Sure, I could do all that on my phone, but I’m tired of holding this thing and switching apps and getting notifications about things that aren’t really important right now.


The r1 rabbit in use. Hand model: Chris Velazco of the Washington Post.
I like the idea of a more focused device. I like that it’s small and safe orange and has a really badass camera with a complicated rotation mechanism for virtually no reason (they make dual camera stacks for this very reason).
Companies were making all kinds of weird stuff. Remember Google’s weird music track for the Nexus Q? Remember how wild smartphones were, with unique keyboards, trackballs, cool materials and weird launchers? Technology is so boring now. People do everything on the same device, and everyone’s device is pretty much the same as everyone else’s.
“What song is that?” Phone comes out, unlock, scan scan press.
“Should we see if we can find a cabin like this for Memorial Day weekend?” Phone, scroll type drag scroll type.
“Who were the two guys at the Postal Service again?” Phone, press type scroll press.
Every day, every thing, same handful of actions. It’s useful, but it’s boring. And it’s been the same for years! Phones are where laptops were in 2007, and smartphones came to let us know there’s another way to do it. Rabbit hopes to do the same thing to a lesser extent with r1.

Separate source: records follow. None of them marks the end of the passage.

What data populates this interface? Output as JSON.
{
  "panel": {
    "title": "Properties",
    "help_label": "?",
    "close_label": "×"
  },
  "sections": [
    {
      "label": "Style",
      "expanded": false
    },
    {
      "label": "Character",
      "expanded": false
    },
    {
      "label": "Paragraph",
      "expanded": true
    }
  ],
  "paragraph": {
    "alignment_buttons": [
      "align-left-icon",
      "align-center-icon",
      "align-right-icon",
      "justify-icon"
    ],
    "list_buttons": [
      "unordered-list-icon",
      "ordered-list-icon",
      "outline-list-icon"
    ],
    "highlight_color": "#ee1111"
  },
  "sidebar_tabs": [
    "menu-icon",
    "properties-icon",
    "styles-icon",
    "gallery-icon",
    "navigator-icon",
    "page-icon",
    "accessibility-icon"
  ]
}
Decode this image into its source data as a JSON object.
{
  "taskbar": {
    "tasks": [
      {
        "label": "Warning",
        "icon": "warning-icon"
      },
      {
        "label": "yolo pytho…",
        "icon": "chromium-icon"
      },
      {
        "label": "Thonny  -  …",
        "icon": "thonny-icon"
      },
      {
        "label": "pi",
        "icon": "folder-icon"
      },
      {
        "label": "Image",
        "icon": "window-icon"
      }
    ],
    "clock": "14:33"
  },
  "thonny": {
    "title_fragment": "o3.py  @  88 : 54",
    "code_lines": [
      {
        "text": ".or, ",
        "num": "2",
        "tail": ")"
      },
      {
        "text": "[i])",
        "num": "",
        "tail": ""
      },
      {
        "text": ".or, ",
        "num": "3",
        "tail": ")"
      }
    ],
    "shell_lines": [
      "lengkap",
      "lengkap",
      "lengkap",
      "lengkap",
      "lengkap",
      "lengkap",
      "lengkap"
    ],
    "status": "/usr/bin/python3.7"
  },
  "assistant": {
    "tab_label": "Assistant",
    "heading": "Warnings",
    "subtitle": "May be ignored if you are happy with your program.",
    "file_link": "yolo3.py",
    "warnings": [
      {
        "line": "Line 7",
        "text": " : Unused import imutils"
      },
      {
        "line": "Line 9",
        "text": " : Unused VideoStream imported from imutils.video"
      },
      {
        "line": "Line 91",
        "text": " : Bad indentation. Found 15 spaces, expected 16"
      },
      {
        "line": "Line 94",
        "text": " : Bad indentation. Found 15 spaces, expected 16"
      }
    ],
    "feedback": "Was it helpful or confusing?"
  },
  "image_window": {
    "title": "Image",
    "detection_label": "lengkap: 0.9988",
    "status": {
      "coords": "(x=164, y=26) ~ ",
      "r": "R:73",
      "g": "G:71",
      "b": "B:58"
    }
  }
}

I love that the r1 exists and that it’s both amazingly futuristic and hilariously limited. Technology should be fun and weird sometimes. Efficiency and reliability are overrated. Plus let me tell you the homebrew and hacking community will go to town on this thing. I can’t wait until I play Tempest on it or, frankly, scroll down in a social media app or reader. Why not? Technology is what we make of it. The r1 leans into that, and I think it’s cool.